Will look around the Bullet forum for more information on collision callbacks and triggers tomorrow.



  1. Hi Binh,

    Ah, good, it looks as it is supposed to. I have just been having some trouble with the CAPTCHA on your post page -- it often shows up as a small red dot unless I hit post, preview, then post -- and I knew that you had updated the theme a few weeks ago, so I was concerned that a CSS file wasn't loading (heh trust a developer to be wary of a white BG). It looks good though!

    Anyway, re: your other post, that's very interesting. It seems that we are taking different approaches regarding the number of units, and I must admit that I see the advantages to your solution. A very large population would likely force organisms to adapt due to the much greater complexity, which would hopefully make up for a lack of behavioral complexity early on. Also, I agree about keeping them alive longer. I think that the cultural developments you are looking for would be much more likely to develop if the organisms were spending less time learning the world and more time interacting with each other, at least up to a certain point.

    The trouble with running the neural networks through OpenCL/CUDA is the ram<->vram bottleneck. When the kernel is running and all of the data is in vram, you can achieve extremely fast processing speeds. However, when data needs to be copied to/from ram, it really kills performance (or so I hear). If an array of video/Tesla cards did not provide enough vram to store enough of the neural networks, a distributed approach like the one you described might be a viable option.

    Has the move to OGRE/Bullet proved to be a good decision so far?

  2. Hi Anonymous,

    Thanks for letting me know about the problems with the CAPTCHA. I'll look into it.

    Could you tell me more about your work and your ideas? I'd love to hear more about them.

    My central idea is to use environmental and embodiment constraints that shaped the development our behavior to shape the development of robot behavior.

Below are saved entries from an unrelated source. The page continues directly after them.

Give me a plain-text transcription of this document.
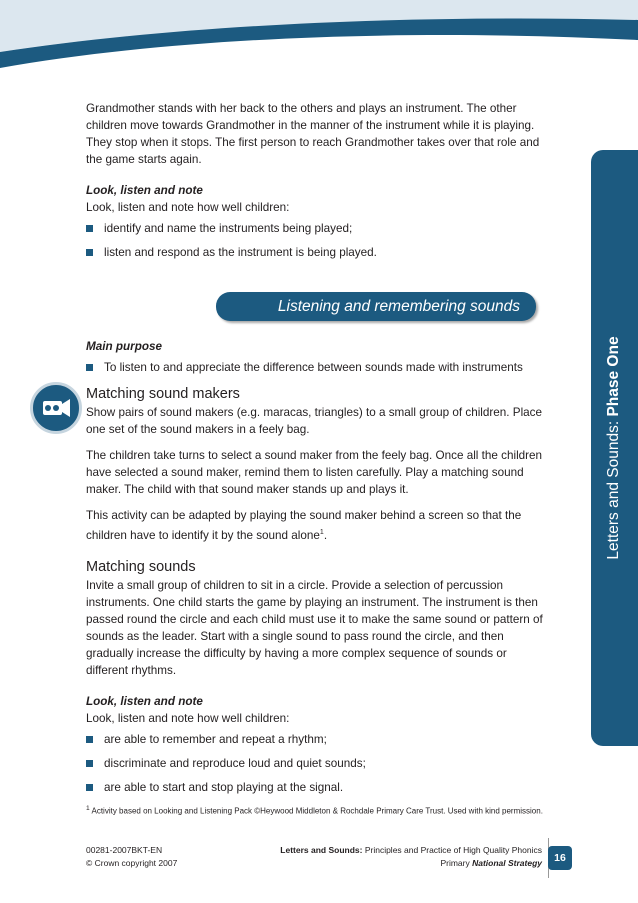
Letters and Sounds: Phase One

Grandmother stands with her back to the others and plays an instrument. The other children move towards Grandmother in the manner of the instrument while it is playing. They stop when it stops. The first person to reach Grandmother takes over that role and the game starts again.

Look, listen and note

Look, listen and note how well children:

identify and name the instruments being played;
listen and respond as the instrument is being played.
Listening and remembering sounds

Main purpose

To listen to and appreciate the difference between sounds made with instruments
Matching sound makers

Show pairs of sound makers (e.g. maracas, triangles) to a small group of children. Place one set of the sound makers in a feely bag.

The children take turns to select a sound maker from the feely bag. Once all the children have selected a sound maker, remind them to listen carefully. Play a matching sound maker. The child with that sound maker stands up and plays it.

This activity can be adapted by playing the sound maker behind a screen so that the children have to identify it by the sound alone$^1$.

Matching sounds

Invite a small group of children to sit in a circle. Provide a selection of percussion instruments. One child starts the game by playing an instrument. The instrument is then passed round the circle and each child must use it to make the same sound or pattern of sounds as the leader. Start with a single sound to pass round the circle, and then gradually increase the difficulty by having a more complex sequence of sounds or different rhythms.

Look, listen and note

Look, listen and note how well children:

are able to remember and repeat a rhythm;
discriminate and reproduce loud and quiet sounds;
are able to start and stop playing at the signal.
$^1$ Activity based on Looking and Listening Pack ©Heywood Middleton & Rochdale Primary Care Trust. Used with kind permission.
00281-2007BKT-EN
© Crown copyright 2007
Letters and Sounds: Principles and Practice of High Quality Phonics
Primary National Strategy	16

    For example, a group of robots shaped like us and who have to go through a similar growing up process, would face pressures to form social groups in order to survive.

    Further, social groups create pressures to increase intelligence in order for robots to cooperate and compete.

    Performance and parallel programming! I wish I could bring in people to help me with new technologies as the project moves forward.

    Moving to OGRE and Bullet has been good for the simulation and bad for my PhD schedule. I was hoping to have transitioned over to OGRE and Bullet by the end of last year. My goal was to to have at least the functionality I had before the transition. The end of January is fast approaching and I've got a fair bit yet before I get back to having a population of self sustaining robots :)

    However, the change was important. I have a strong hunch that a more physically and graphically realistic environment is important to development of evolutionary robotic AI. Having simple things like no longer being able to walk through each other or objects in the world is vital.

    My goal of giving the robots arms and legs requires more powerful physics than what I can write on my own in the time that I have. The benefits of having a good scene graph to improve graphics rendering speed is also a great plus.

    Overall, the decision has been a good one even though I'm putting my PhD a little more at risk.